Earlier this month, the Justice Department rejected a CNN political analyst's legal claim he deserved access to President Trump's coronavirus briefings, warning the White House press room is ultimately federal property and not the legal domain of journalists.

The DOJ's letter rejecting CNN and Playboy journalist Brian Karem's demands to access the briefings appeared to serve notice to WHCA that its power to regulate who attends White House press briefings was based only on years of "tradition" and not a legal right.

“The press Briefing Room is White House property," and the White House press secretary "merely acquiesced" to WHCA's seating arrangements for reporters during the pandemic, the department's letter stated. The letter also cited court case law indicating that a president choosing which media outlets to speak to and deny did not violate the First Amendment.
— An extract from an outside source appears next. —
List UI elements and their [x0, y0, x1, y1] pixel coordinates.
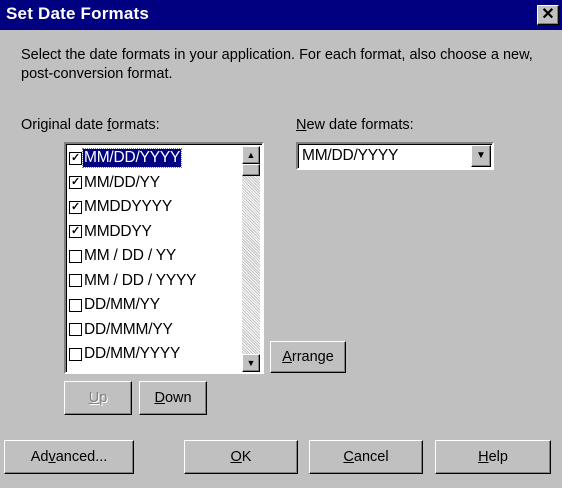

Karem, a frequent Trump critic, objected to being denied access to the briefings by WHCA while the White House allowed Chanel Rion, a reporter for conservative outlet One America News, into the briefing room independently of WHCA approval. The WHCA recently voted to ban Rion from the briefings, however Rion returned to the briefing room as a guest of the White House press secretary.

On Sunday, the Trump campaign slammed the media outlet POLITICO for its reporting that was later amended claiming that Trump “himself” owed millions of dollars to the Bank of China, and that the bill was scheduled to come due “in the middle of what could be Trump’s second term.”
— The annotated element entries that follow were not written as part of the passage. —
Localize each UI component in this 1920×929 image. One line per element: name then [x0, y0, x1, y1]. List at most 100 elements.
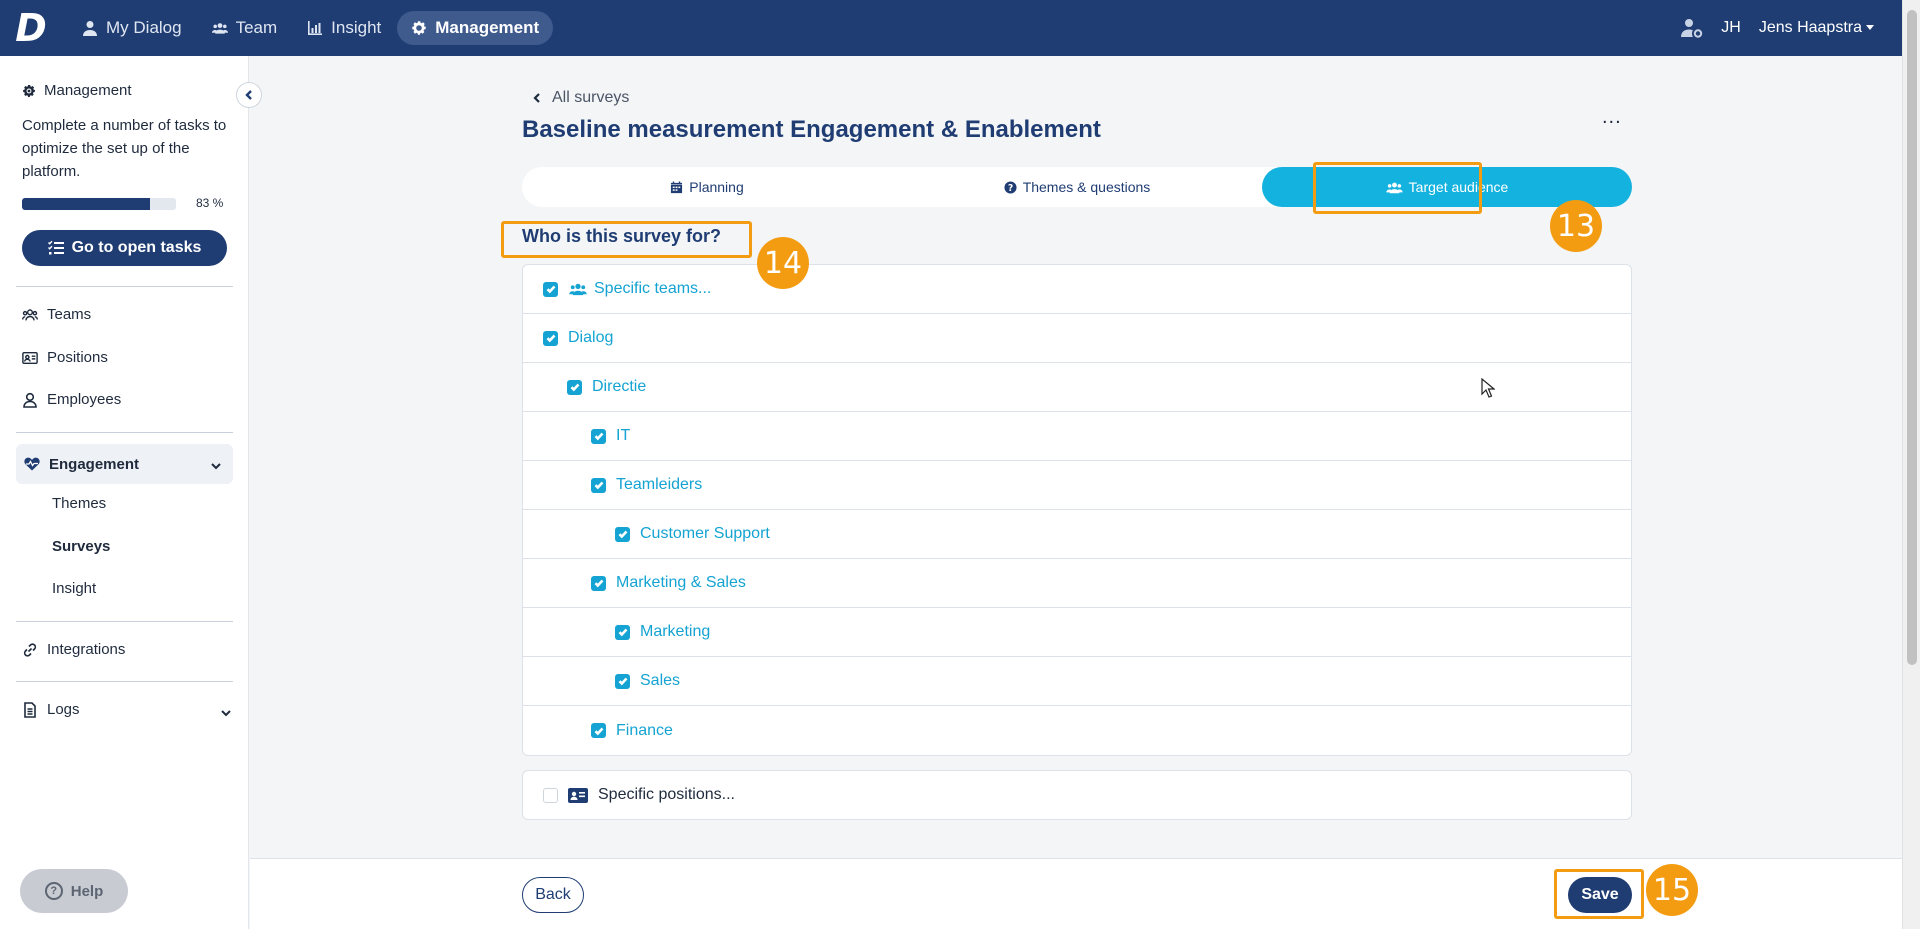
- gear-icon: [23, 84, 36, 97]
- tree-row[interactable]: Marketing & Sales: [523, 559, 1631, 608]
- nav-my-dialog[interactable]: My Dialog: [68, 11, 196, 45]
- sidebar-description: Complete a number of tasks to optimize t…: [22, 117, 227, 180]
- sidebar-item-integrations[interactable]: Integrations: [22, 641, 125, 658]
- scrollbar-thumb[interactable]: [1907, 10, 1917, 665]
- sidebar-item-positions[interactable]: Positions: [22, 349, 108, 366]
- chevron-left-icon: [533, 93, 540, 103]
- calendar-icon: [671, 180, 683, 193]
- tree-checkbox[interactable]: [591, 575, 606, 591]
- progress-fill: [22, 198, 150, 210]
- all-surveys-link[interactable]: All surveys: [532, 89, 629, 107]
- check-icon: [570, 383, 579, 392]
- tree-row[interactable]: Teamleiders: [523, 461, 1631, 510]
- nav-label: Management: [435, 18, 540, 37]
- nav-management[interactable]: Management: [397, 11, 554, 45]
- check-icon: [618, 628, 627, 637]
- tab-planning[interactable]: Planning: [522, 167, 892, 207]
- logo-letter: D: [15, 6, 47, 50]
- help-button[interactable]: ? Help: [20, 869, 128, 913]
- tree-label: Finance: [616, 721, 673, 739]
- user-menu[interactable]: Jens Haapstra: [1759, 19, 1874, 37]
- nav-team[interactable]: Team: [198, 11, 292, 45]
- check-icon: [594, 727, 603, 735]
- tree-label: Dialog: [568, 329, 614, 346]
- tab-label: Planning: [689, 179, 744, 195]
- tree-row[interactable]: Specific teams...: [523, 265, 1631, 314]
- check-icon: [594, 481, 603, 490]
- users-icon: [569, 283, 587, 296]
- sidebar-item-logs[interactable]: Logs: [22, 701, 231, 718]
- mouse-cursor-icon: [1481, 378, 1495, 398]
- tree-checkbox[interactable]: [615, 673, 630, 689]
- sidebar-item-label: Employees: [47, 391, 122, 408]
- users-icon: [211, 23, 228, 34]
- id-card-icon: [568, 787, 588, 803]
- tree-row[interactable]: Dialog: [523, 314, 1631, 363]
- tree-row[interactable]: Finance: [523, 706, 1631, 755]
- tree-row[interactable]: Directie: [523, 363, 1631, 412]
- sidebar-subitem-surveys[interactable]: Surveys: [52, 538, 110, 555]
- team-tree: Specific teams... Dialog Directie IT Teamlei…: [522, 264, 1632, 756]
- sidebar-item-teams[interactable]: Teams: [22, 306, 91, 323]
- tree-label: Directie: [592, 378, 647, 395]
- sidebar-subitem-insight[interactable]: Insight: [52, 580, 96, 597]
- caret-down-icon: [1866, 25, 1874, 31]
- save-button[interactable]: Save: [1568, 877, 1632, 913]
- sidebar-group-engagement[interactable]: Engagement: [16, 444, 233, 484]
- tree-checkbox[interactable]: [615, 624, 630, 640]
- tree-checkbox[interactable]: [591, 477, 606, 493]
- tasks-progress-bar: [22, 198, 176, 210]
- tree-row[interactable]: Customer Support: [523, 510, 1631, 559]
- tree-checkbox[interactable]: [543, 281, 558, 297]
- file-icon: [24, 701, 36, 718]
- back-button[interactable]: Back: [522, 877, 584, 913]
- progress-label: 83 %: [196, 196, 224, 210]
- tree-checkbox[interactable]: [591, 428, 606, 444]
- page-scrollbar[interactable]: [1902, 0, 1920, 929]
- tree-checkbox[interactable]: [567, 379, 582, 395]
- id-card-icon: [22, 351, 38, 364]
- svg-text:?: ?: [1008, 182, 1013, 193]
- chevron-left-icon: [245, 90, 252, 100]
- dialog-logo[interactable]: D: [8, 0, 54, 56]
- tab-themes-questions[interactable]: ? Themes & questions: [892, 167, 1262, 207]
- tree-label: Specific teams...: [594, 280, 712, 297]
- tab-label: Target audience: [1408, 179, 1509, 195]
- tree-label: Marketing & Sales: [616, 574, 746, 591]
- teams-icon: [22, 308, 38, 320]
- collapse-sidebar-button[interactable]: [236, 82, 262, 108]
- sidebar-divider: [16, 432, 233, 433]
- annotation-badge-15: 15: [1646, 864, 1698, 916]
- tree-checkbox[interactable]: [615, 526, 630, 542]
- help-label: Help: [70, 882, 104, 900]
- check-icon: [618, 530, 627, 539]
- question-circle-icon: ?: [1004, 180, 1017, 193]
- annotation-badge-13: 13: [1550, 200, 1602, 252]
- check-icon: [594, 579, 603, 588]
- nav-label: My Dialog: [106, 18, 182, 37]
- tree-row[interactable]: Marketing: [523, 608, 1631, 657]
- chevron-down-icon: [211, 458, 221, 470]
- sidebar-group-label: Engagement: [49, 455, 140, 473]
- tree-checkbox[interactable]: [591, 723, 606, 738]
- sidebar-item-label: Integrations: [47, 641, 126, 658]
- positions-checkbox[interactable]: [543, 787, 558, 803]
- user-initials: JH: [1721, 19, 1741, 36]
- tree-checkbox[interactable]: [543, 330, 558, 346]
- sidebar-item-label: Positions: [47, 349, 108, 366]
- question-circle-icon: ?: [44, 882, 63, 900]
- sidebar: Management Complete a number of tasks to…: [0, 56, 249, 929]
- tree-row[interactable]: IT: [523, 412, 1631, 461]
- specific-positions-option[interactable]: Specific positions...: [522, 770, 1632, 820]
- tree-row[interactable]: Sales: [523, 657, 1631, 706]
- user-settings-icon[interactable]: [1681, 17, 1703, 39]
- more-options-button[interactable]: ...: [1602, 106, 1622, 129]
- sidebar-item-employees[interactable]: Employees: [22, 391, 121, 408]
- sidebar-heading-label: Management: [44, 82, 132, 99]
- sidebar-divider: [16, 681, 233, 682]
- sidebar-subitem-themes[interactable]: Themes: [52, 495, 106, 512]
- go-to-open-tasks-button[interactable]: Go to open tasks: [22, 230, 227, 266]
- check-icon: [594, 432, 603, 441]
- tree-label: Teamleiders: [616, 476, 703, 493]
- nav-insight[interactable]: Insight: [293, 11, 395, 45]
"That was entirely false – Donald Trump was never the borrower – but the story has since fallen apart even further," the campaign said in a press statement. "Politico has changed its story to reflect the fact that the Bank of China’s involvement was limited to 22 days in 2012. In other words, eight years ago, a private citizen and international businessman’s business was a passive minority investor in a limited partnership that owned a New York City building that was refinanced with a loan from a consortium of banks, and three weeks later the Bank of China no longer had any ownership interest in the loan. Quite a scoop, guys! This means the entire point of Politico’s false story – that President Trump was in debt to the Chinese – was wrong. The story is now gutted given the significant “clarification,” but it should have been retracted completely."